Por outro lado, a norma do art. 82.º n.º 2 da LAT não cuida das situações – como a ocorrida no caso dos autos – em que o agravamento da incapacidade ocorre anos após a data da alta, impondo ao sinistrado o risco de desvalorização monetária da pensão que lhe é devida, apenas com a justificação da incapacidade agravada continuar a ser inferior a 30%.


Porém, a regra do impedimento de actualização das pensões por incapacidade permanente inferior a 30% não pode impor ao sinistrado que suporte o risco de desvalorização monetária da sua pensão, por nesse caso ocorrer a violação dos princípios constitucionais de justa reparação ao trabalhador vítima de acidente de trabalho, e de igualdade.


Já no Acórdão n.º 173/2014, o Plenário do Tribunal Constitucional teve a oportunidade de declarar a inconstitucionalidade daquela norma, com força obrigatória geral, numa das suas dimensões: o impedimento de actualização das pensões por IPP inferior a 30%, mas não remíveis por ocorrer a situação prevista no art. 75.º n.º 1, parte final, da LAT (serem superiores a seis vezes a retribuição mínima mensal garantida, em vigor no dia seguinte à data da alta).


Importa atentar à fundamentação do referido Acórdão, em especial na parte em que este chama a atenção para a necessidade de “garantir aos sinistrados um valor de reparação constante, que não se degrade conforme as flutuações da moeda”:


“Coloca-se, por isso, com toda a pertinência a seguinte questão de constitucionalidade: é admissível à luz da Constituição a existência de pensões devidas a sinistrados por acidentes de trabalho não remíveis e que também não sejam actualizáveis de acordo com a inflação?


7. A resposta a tal questão deve ser inequivocamente negativa.


Na verdade, não se vislumbra qualquer razão legítima que justifique o impedimento legal de actualização das pensões insusceptíveis de remição, nos mesmos moldes em que as restantes pensões não remidas são actualizadas, ou seja, de acordo com os termos do artigo 82.º, n.º 2, da Lei n.º 98/2009, de 4 de Setembro, em articulação com o disposto no artigo 1.º, n.º 1, alínea c), subalínea i), do Decreto-Lei n.º 142/99, de 30 de Abril. Tal como sucede nos casos das pensões remíveis, não remidas, ou das pensões sobrantes, em resultado da remição parcial da pensão originária, também em relação às pensões correspondentes a uma incapacidade permanente parcial inferior a 30% está em causa a manutenção do valor efectivo das pensões, importando garantir aos sinistrados um valor de reparação constante, que não se degrade conforme as flutuações da moeda. Mais: há que assegurar a igualdade de tratamento, relativamente a todos os que auferem uma pensão não remível ratione valoris, independentemente do respectivo grau de incapacidade permanente parcial ser superior, igual ou inferior a 30%, porquanto a finalidade da pensão é em todos os casos o mesmo – trata-se de uma prestação destinada “a compensar o sinistrado pela perda ou redução permanente da sua capacidade de ganho resultante de acidente de trabalho” (cfr. o artigo 48.º, n.º 2, da Lei n.º 98/2009; nesta perspectiva, a pensão desempenha uma função substitutiva do vencimento para a subsistência do beneficiário, conforme tem sido salientado na jurisprudência deste Tribunal) –; e tal finalidade fica irremediavelmente comprometida com a desvalorização monetária. Por idêntica ordem de razões, também se deve impedir que os sinistrados em acidente de trabalho, afectados de uma incapacidade inferior a 30% mas com pensões superiores a seis vezes a retribuição mínima mensal garantida, sejam colocados numa situação de desvantagem em relação aos sinistrados com incapacidade inferior a 30%, mas que viram as suas pensões imediatamente remidas, não correndo assim o risco da desvalorização monetária.”
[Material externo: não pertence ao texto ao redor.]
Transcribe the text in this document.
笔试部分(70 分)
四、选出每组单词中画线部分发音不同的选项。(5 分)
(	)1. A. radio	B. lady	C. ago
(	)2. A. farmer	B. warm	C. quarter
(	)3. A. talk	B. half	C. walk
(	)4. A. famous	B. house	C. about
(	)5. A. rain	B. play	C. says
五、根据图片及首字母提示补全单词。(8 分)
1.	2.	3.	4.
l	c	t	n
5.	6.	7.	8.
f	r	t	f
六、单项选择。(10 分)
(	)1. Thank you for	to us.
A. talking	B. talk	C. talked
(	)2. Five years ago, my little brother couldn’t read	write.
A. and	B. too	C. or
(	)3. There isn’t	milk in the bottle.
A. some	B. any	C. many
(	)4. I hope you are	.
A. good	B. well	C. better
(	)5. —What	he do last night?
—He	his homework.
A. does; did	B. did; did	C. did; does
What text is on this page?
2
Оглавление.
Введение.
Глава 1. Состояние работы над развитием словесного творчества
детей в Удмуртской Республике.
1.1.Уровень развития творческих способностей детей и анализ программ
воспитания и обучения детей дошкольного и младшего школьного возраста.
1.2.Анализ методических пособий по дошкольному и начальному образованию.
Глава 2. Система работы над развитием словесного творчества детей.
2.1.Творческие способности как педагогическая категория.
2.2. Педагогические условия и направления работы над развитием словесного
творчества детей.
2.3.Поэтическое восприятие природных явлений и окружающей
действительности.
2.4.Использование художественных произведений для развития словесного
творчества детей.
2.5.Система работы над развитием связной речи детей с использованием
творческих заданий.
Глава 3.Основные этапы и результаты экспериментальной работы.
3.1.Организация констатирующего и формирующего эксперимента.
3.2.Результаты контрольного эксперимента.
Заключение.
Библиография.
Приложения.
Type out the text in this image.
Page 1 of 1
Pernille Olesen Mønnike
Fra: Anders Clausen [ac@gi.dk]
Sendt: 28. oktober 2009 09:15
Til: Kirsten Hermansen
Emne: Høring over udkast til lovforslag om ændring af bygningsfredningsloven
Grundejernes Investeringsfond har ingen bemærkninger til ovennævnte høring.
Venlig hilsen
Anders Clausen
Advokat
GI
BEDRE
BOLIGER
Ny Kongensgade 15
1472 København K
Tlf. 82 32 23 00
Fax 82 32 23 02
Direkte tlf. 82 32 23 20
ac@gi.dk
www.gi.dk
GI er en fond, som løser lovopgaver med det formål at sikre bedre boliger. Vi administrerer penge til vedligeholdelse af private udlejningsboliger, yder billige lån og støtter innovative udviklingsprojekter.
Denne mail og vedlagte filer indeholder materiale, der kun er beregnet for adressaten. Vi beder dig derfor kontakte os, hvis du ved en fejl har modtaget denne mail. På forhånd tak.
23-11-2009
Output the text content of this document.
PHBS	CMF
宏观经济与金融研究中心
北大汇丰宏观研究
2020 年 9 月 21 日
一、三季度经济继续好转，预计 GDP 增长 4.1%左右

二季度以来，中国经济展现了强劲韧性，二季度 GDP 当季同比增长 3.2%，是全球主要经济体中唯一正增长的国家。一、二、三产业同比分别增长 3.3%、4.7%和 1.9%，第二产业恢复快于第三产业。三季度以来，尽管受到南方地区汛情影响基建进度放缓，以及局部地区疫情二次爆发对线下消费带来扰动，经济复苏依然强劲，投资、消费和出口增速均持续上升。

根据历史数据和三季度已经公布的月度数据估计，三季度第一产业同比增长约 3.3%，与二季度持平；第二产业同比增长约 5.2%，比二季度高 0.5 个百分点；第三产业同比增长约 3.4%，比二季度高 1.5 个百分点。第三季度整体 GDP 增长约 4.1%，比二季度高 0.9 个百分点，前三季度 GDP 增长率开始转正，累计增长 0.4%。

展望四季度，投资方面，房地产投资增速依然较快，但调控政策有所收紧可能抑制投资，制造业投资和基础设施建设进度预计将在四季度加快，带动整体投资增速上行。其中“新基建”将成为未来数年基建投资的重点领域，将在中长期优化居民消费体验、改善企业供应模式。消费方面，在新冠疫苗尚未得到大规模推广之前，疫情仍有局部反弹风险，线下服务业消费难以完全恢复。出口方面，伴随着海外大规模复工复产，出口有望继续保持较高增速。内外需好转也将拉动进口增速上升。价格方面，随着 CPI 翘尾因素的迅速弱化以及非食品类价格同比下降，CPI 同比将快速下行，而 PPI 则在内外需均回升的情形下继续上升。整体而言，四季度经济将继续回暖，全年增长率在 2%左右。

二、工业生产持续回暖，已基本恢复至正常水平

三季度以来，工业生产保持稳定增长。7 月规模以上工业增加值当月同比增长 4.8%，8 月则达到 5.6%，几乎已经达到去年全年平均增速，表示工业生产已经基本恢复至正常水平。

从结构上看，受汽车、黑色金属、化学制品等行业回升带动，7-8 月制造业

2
Mas o Tribunal Constitucional vai ainda mais longe: não está apenas em causa a violação do princípio da justa reparação aos sinistrados em acidente de trabalho, está em causa a violação do princípio da igualdade, contido no art. 13.º n.º 1 da Constituição, dada a diversidade de tratamento entre sinistrados não fundada em motivos razoáveis:


“Acresce que tal solução de não actualização, ao impor soluções diferentes relativamente a quantias que desempenham nos termos da Constituição e da lei função idêntica – como sucede relativamente: (i) às pensões remíveis não voluntariamente remidas; (ii) às pensões sobrantes determinadas em razão de prévia remição parcial; e (iii) às pensões não remíveis compensatórias de incapacidade permanente parcial igual ou superior a 30% – também não se mostra materialmente fundada, sendo por isso mesmo arbitrária.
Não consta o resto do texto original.